A gente fala hoje em dia de uma medicina personalizada, do tratamento do câncer de mama personalizado cada vez mais assertivo. Eu sempre brinco que não adianta chegar em casa e ver o procedimento que a vizinha fez. No consultório, na sala de espera, cada um vai ter feito um tipo de tratamento. Isso graças a nossa evolução, tanto em diagnóstico quanto em cura. Então quando a gente diagnostica um tumor de mama, tem várias coisas que a gente avalia para definir qual o procedimento, qual o tipo de cirurgia, se vai ser feita ou não.

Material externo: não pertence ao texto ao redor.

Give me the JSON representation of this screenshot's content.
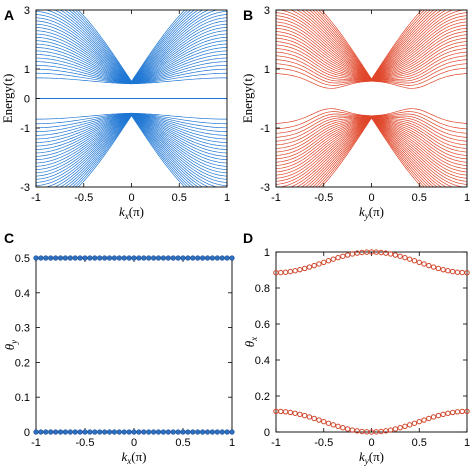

Tem uma coisa que a gente chama de perfil imuno-histoquímico, como se fosse o sobrenome do tumor. Neste contexto que descobrimos se ele responde mais aos hormônios, se ele se multiplica de forma mais rápida ou não e aí sim começamos a personalizar esse tratamento. Quando falamos de tratamento curativo, ou seja, que o tumor está na mama, a gente tem que sempre passar pela cirurgia, não conseguimos negociar. Em tumores maiores, às vezes realmente precisa retirar a mama, mas ainda a gente faz uma mastectomia. Hoje em dia temos também a lei da reconstrução mamária, onde conseguimos reconstruir essa mama com prótese, com expansor para gerar um certo resultado estético nessas mulheres. Claro que quando falamos de reconstrução mamária, não é prótese mamária estética, então o nosso objetivo é reconstruir aquela mama, inclusive sendo através do SUS. Além disso, há a quimioteparia e a radioterapia para casos que realmente precisam.
Existe alguma população mais suscetível?
Tem os judeus, que é uma população que tem mais risco, inclusive com indicação de fazer teste genético, mas aqui no Rio Grande do Sul a gente fala mais em hábitos mesmo, tendo uma incidência maior do que nos estados do Norte, mas não relacionado à raça.